Pressinto, no entanto, que há uma motivação objectiva e irresistível para a sua escolha - calço-as há tanto tempo que se ajustam perfeitamente aos pés.
Com elas sinto-me confortável e absolutamente segura, mesmo que tenha de empreender uma caminhada inesperada. Também sei, por experiência, como combiná-las com a roupa e conheço a impressão que causam.
De vez em quanto apetece-me mudar, comprar um par de sapatos ou de botas mais moderno, talvez até mais juvenil. Aprecio sobretudo os modelos importados, talvez seja preconceito, mas falta-me coragem para a mudança. Estes modelos, inovadores e ousados, por vezes de aspecto algo rude e agressivo, parecem desenhados para dar biqueiradas.
Gosto sobretudo de vê-los no escaparate. Assim, arrumadinhos e quietos na montra, até se revelam apelativos. Não arrisco...

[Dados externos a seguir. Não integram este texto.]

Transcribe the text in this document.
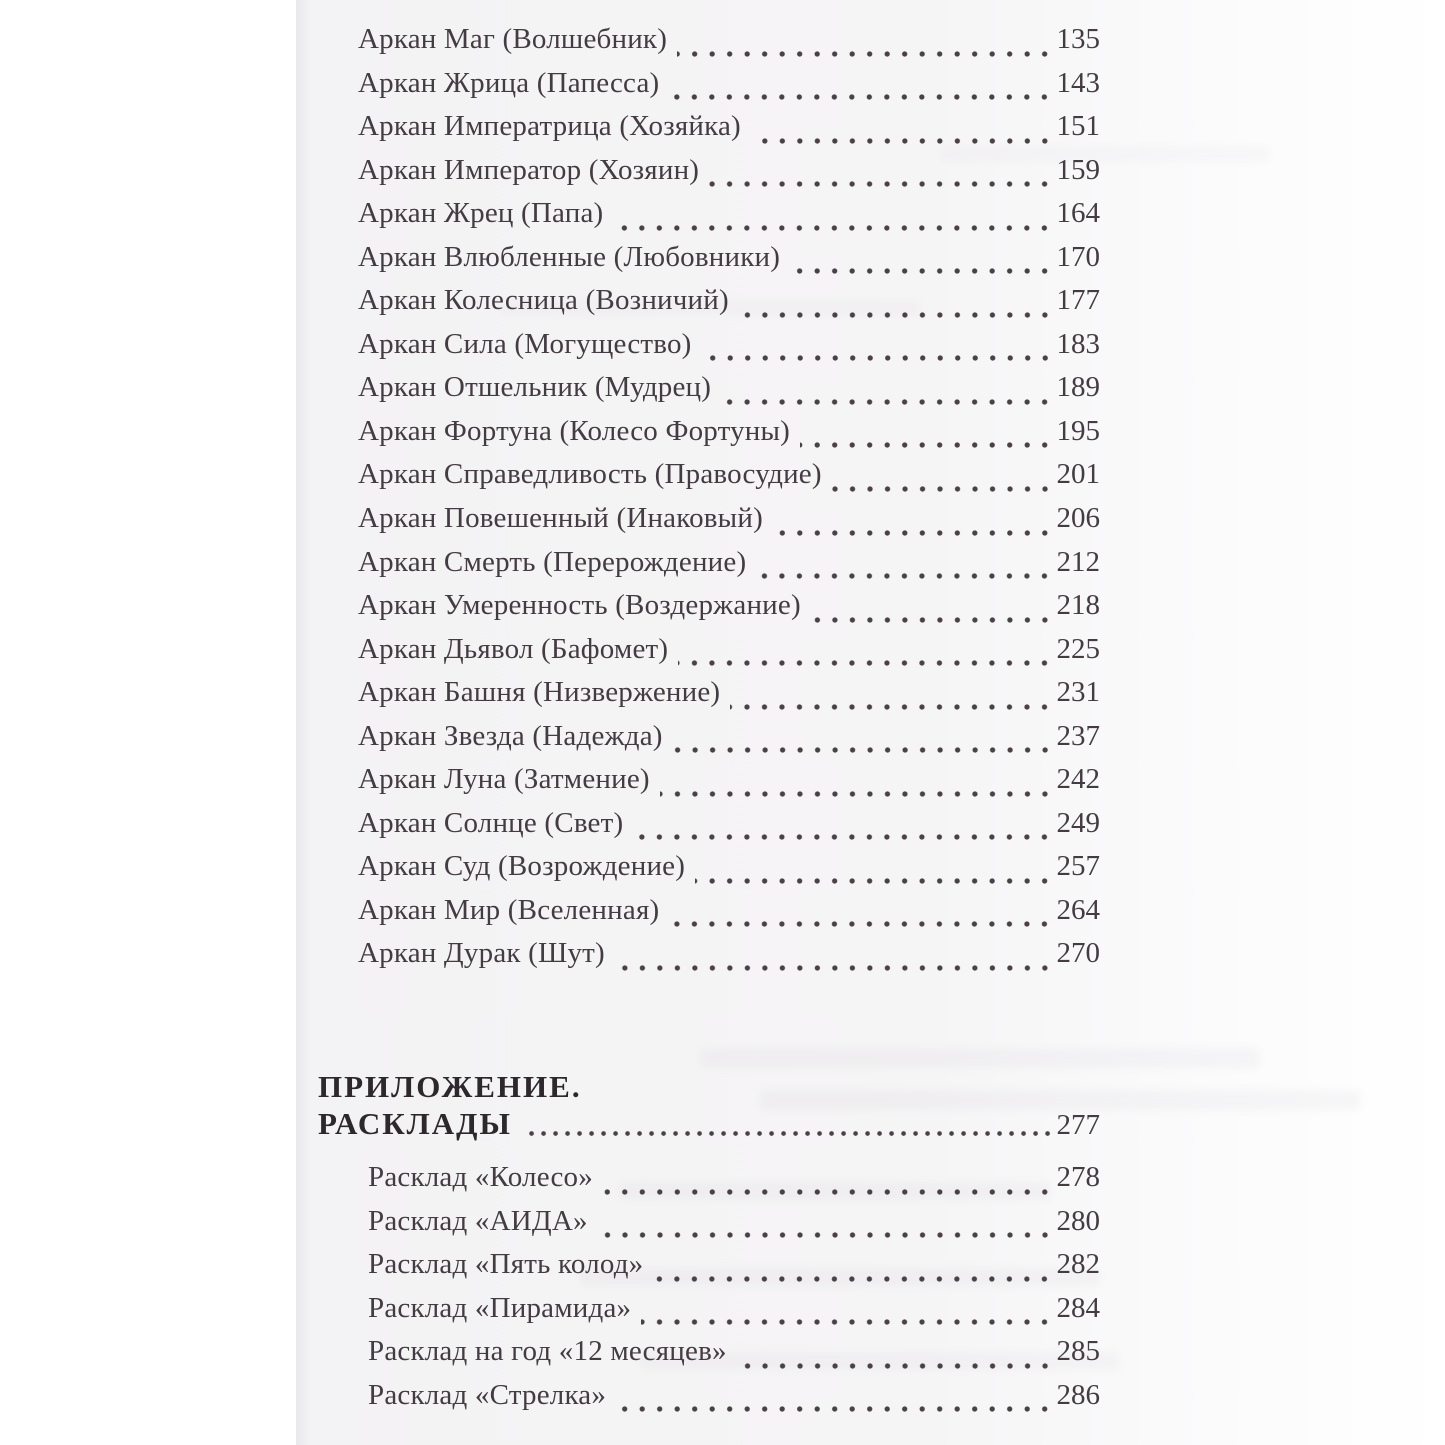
Аркан Маг (Волшебник)	135
Аркан Жрица (Папесса)	143
Аркан Императрица (Хозяйка)	151
Аркан Император (Хозяин)	159
Аркан Жрец (Папа)	164
Аркан Влюбленные (Любовники)	170
Аркан Колесница (Возничий)	177
Аркан Сила (Могущество)	183
Аркан Отшельник (Мудрец)	189
Аркан Фортуна (Колесо Фортуны)	195
Аркан Справедливость (Правосудие)	201
Аркан Повешенный (Инаковый)	206
Аркан Смерть (Перерождение)	212
Аркан Умеренность (Воздержание)	218
Аркан Дьявол (Бафомет)	225
Аркан Башня (Низвержение)	231
Аркан Звезда (Надежда)	237
Аркан Луна (Затмение)	242
Аркан Солнце (Свет)	249
Аркан Суд (Возрождение)	257
Аркан Мир (Вселенная)	264
Аркан Дурак (Шут)	270
ПРИЛОЖЕНИЕ.
РАСКЛАДЫ	277
Расклад «Колесо»	278
Расклад «АИДА»	280
Расклад «Пять колод»	282
Расклад «Пирамида»	284
Расклад на год «12 месяцев»	285
Расклад «Стрелка»	286
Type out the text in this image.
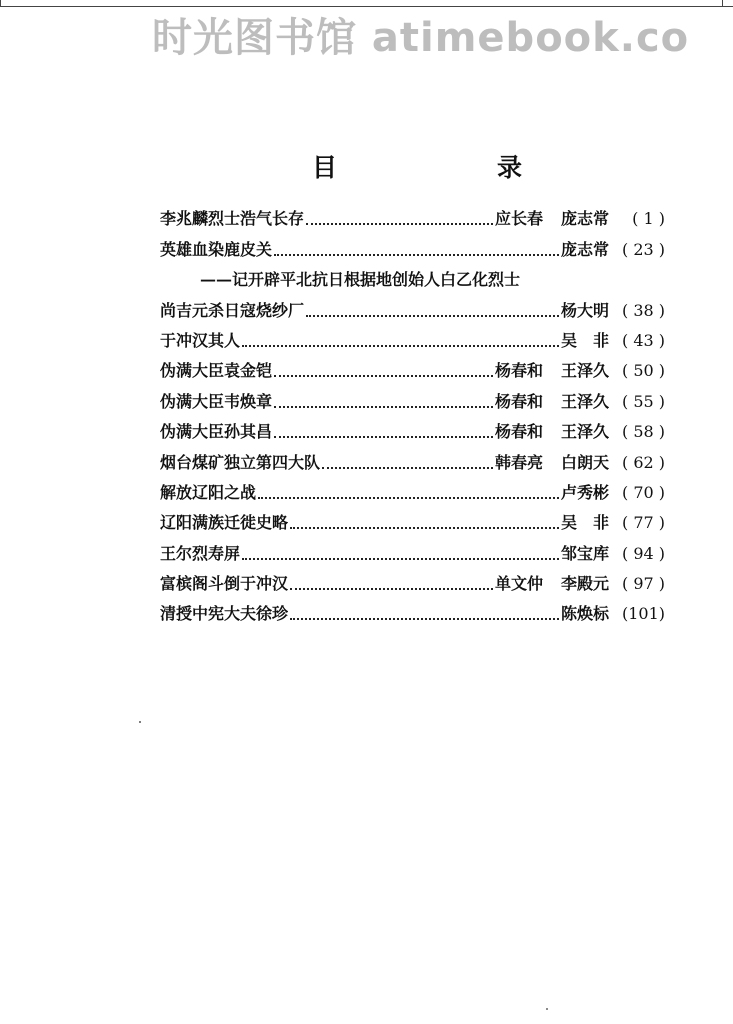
时光图书馆 atimebook.co
目	录
李兆麟烈士浩气长存	应长春 庞志常	( 1 )
英雄血染鹿皮关	庞志常 ( 23 )
——记开辟平北抗日根据地创始人白乙化烈士
尚吉元杀日寇烧纱厂	杨大明 ( 38 )
于冲汉其人	吴　非 ( 43 )
伪满大臣袁金铠	杨春和 王泽久 ( 50 )
伪满大臣韦焕章	杨春和 王泽久 ( 55 )
伪满大臣孙其昌	杨春和 王泽久 ( 58 )
烟台煤矿独立第四大队	韩春亮 白朗天 ( 62 )
解放辽阳之战	卢秀彬 ( 70 )
辽阳满族迁徙史略	吴　非 ( 77 )
王尔烈寿屏	邹宝库 ( 94 )
富槟阁斗倒于冲汉	单文仲 李殿元 ( 97 )
清授中宪大夫徐珍	陈焕标 (101)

Para quê trocar o certo pelo desconhecido?
Pois se é assim com os sapatos, também assim é no trabalho, na política e na vida em geral.
Para quê arriscar uma ideia nova se as velhas ainda parecem funcionar? Para quê correr o risco de alterar paradigmas se aqueles que o podem fazer usam sapatos feitos à medida do próprio pé?
O que mudou na velha Europa após a tão propalada crise financeira? Quase nada. Aparentemente os sapatos já não serviam, tanto a ocidente como para lá do muro que ruiu. Porém continua a preferir-se os modelos tradicionais, construídos com os mesmos materiais, em ambos os lados.
E aqui em baixo, no norte de África? Especialmente o senhor Mubarak? Dir-se-ia que possui uma colecção infindável de sapatos, todos iguais, pois, já lá vão mais de trinta anos a usar o mesmo modelo! Talvez seja preciso dar uma sapatada na situação.
Em Portugal - parece já ter sido há tanto tempo! – usou-se a bota da tropa. No Egipto talvez seja com a sola dos próprios pés porque o calçado parece não abundar naquelas paragens.
Outros que o tentem, eu já não estou para isso! Para quê novos hábitos se aportam sempre tantas angústias?
Por mim, mantenho-me fiel às botas gastas. Estou velha demais para mudar…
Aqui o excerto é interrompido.